Mais, à Tintagel, Tristan languissait : un sang venimeux découlait de ses blessures. Les médecins connurent que le Morholt avait enfoncé dans sa chair un épieu empoisonné, et, comme leurs boissons et leur thériaque ne pouvaient le sauver, ils le remirent à la garde de Dieu. Une puanteur si odieuse s’exhalait de ses plaies que tous ses plus chers amis le fuyaient, tous, sauf le roi Marc, Gorvenal et Dinas de Lidan. Seuls, ils pouvaient demeurer à son chevet, et leur amour surmontait leur horreur. Enfin, Tristan se fit porter dans une cabane construite à l’écart sur le rivage ; et, couché devant les flots, il attendait la mort. Il songeait : « Vous m’avez donc abandonné, roi Marc, moi qui ai sauvé l’honneur de votre terre ? Non, je le sais, bel oncle, que vous donneriez votre vie pour la mienne ; mais que pourrait votre tendresse ? il me faut mourir. Il est doux, pourtant, de voir le soleil, et mon cœur est hardi encore. Je veux tenter la mer aventureuse… Je veux qu’elle m’emporte au loin, seul. Vers quelle terre ? je ne sais, mais là peut-être où je trouverai qui me guérisse. Et peut-être un jour vous servirai-je encore, bel oncle, comme votre harpeur, et votre veneur, et votre bon vassal . »
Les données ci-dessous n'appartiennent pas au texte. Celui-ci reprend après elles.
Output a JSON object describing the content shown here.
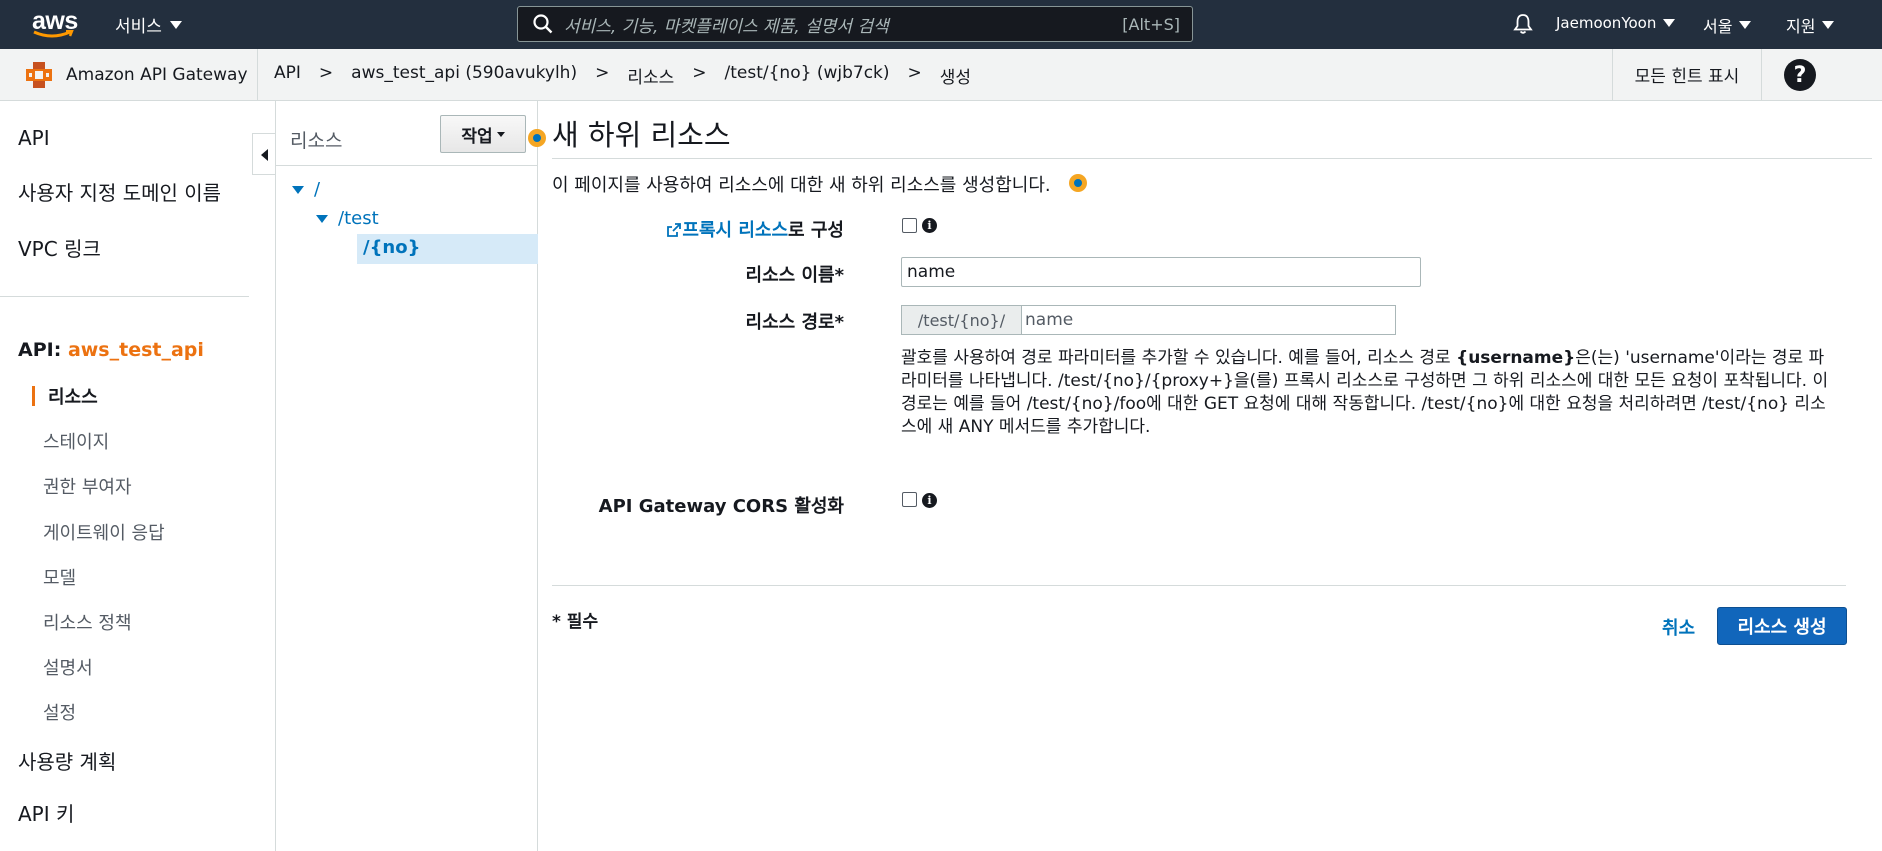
{
  "topnav": {
    "logo_text": "aws",
    "services_label": "서비스",
    "search_placeholder": "서비스, 기능, 마켓플레이스 제품, 설명서 검색",
    "search_shortcut": "[Alt+S]",
    "user": "JaemoonYoon",
    "region": "서울",
    "support": "지원"
  },
  "breadcrumb": {
    "service_name": "Amazon API Gateway",
    "items": [
      "API",
      "aws_test_api (590avukylh)",
      "리소스",
      "/test/{no} (wjb7ck)",
      "생성"
    ],
    "separator": ">",
    "hint_button": "모든 힌트 표시",
    "help_icon_text": "?"
  },
  "leftnav": {
    "top_items": [
      "API",
      "사용자 지정 도메인 이름",
      "VPC 링크"
    ],
    "api_prefix": "API:",
    "api_name": "aws_test_api",
    "active_item": "리소스",
    "sub_items": [
      "스테이지",
      "권한 부여자",
      "게이트웨이 응답",
      "모델",
      "리소스 정책",
      "설명서",
      "설정"
    ],
    "bottom_items": [
      "사용량 계획",
      "API 키"
    ]
  },
  "tree": {
    "title": "리소스",
    "action_button": "작업",
    "nodes": [
      "/",
      "/test",
      "/{no}"
    ]
  },
  "main": {
    "title": "새 하위 리소스",
    "description": "이 페이지를 사용하여 리소스에 대한 새 하위 리소스를 생성합니다.",
    "proxy_link": "프록시 리소스",
    "proxy_suffix": "로 구성",
    "name_label": "리소스 이름*",
    "name_value": "name",
    "path_label": "리소스 경로*",
    "path_prefix": "/test/{no}/",
    "path_value": "name",
    "help_line1a": "괄호를 사용하여 경로 파라미터를 추가할 수 있습니다. 예를 들어, 리소스 경로 ",
    "help_bold": "{username}",
    "help_line1b": "은(는) 'username'이라는 경로 파라미터를 나타냅니다. /test/{no}/{proxy+}을(를) 프록시 리소스로 구성하면 그 하위 리소스에 대한 모든 요청이 포착됩니다. 이 경로는 예를 들어 /test/{no}/foo에 대한 GET 요청에 대해 작동합니다. /test/{no}에 대한 요청을 처리하려면 /test/{no} 리소스에 새 ANY 메서드를 추가합니다.",
    "cors_label": "API Gateway CORS 활성화",
    "info_glyph": "i",
    "required_note": "* 필수",
    "cancel": "취소",
    "create": "리소스 생성"
  },
  "colors": {
    "nav_bg": "#232f3e",
    "accent_orange": "#ec7211",
    "link_blue": "#0073bb",
    "primary_button": "#1166bb"
  }
}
Il supplia tant, que le roi Marc consentit à son désir. Il le porta sur une barque sans rames ni voile, et Tristan voulut qu’on déposât seulement sa harpe près de lui. À quoi bon les voiles que ses bras n’auraient pu dresser ? À quoi bon les rames ? À quoi bon l’épée ? Comme un marinier, au cours d’une longue traversée, lance par-dessus bord le cadavre d’un ancien compagnon, ainsi, de ses bras tremblants, Gorvenal poussa au large la barque où gisait son cher fils, et la mer l’emporta.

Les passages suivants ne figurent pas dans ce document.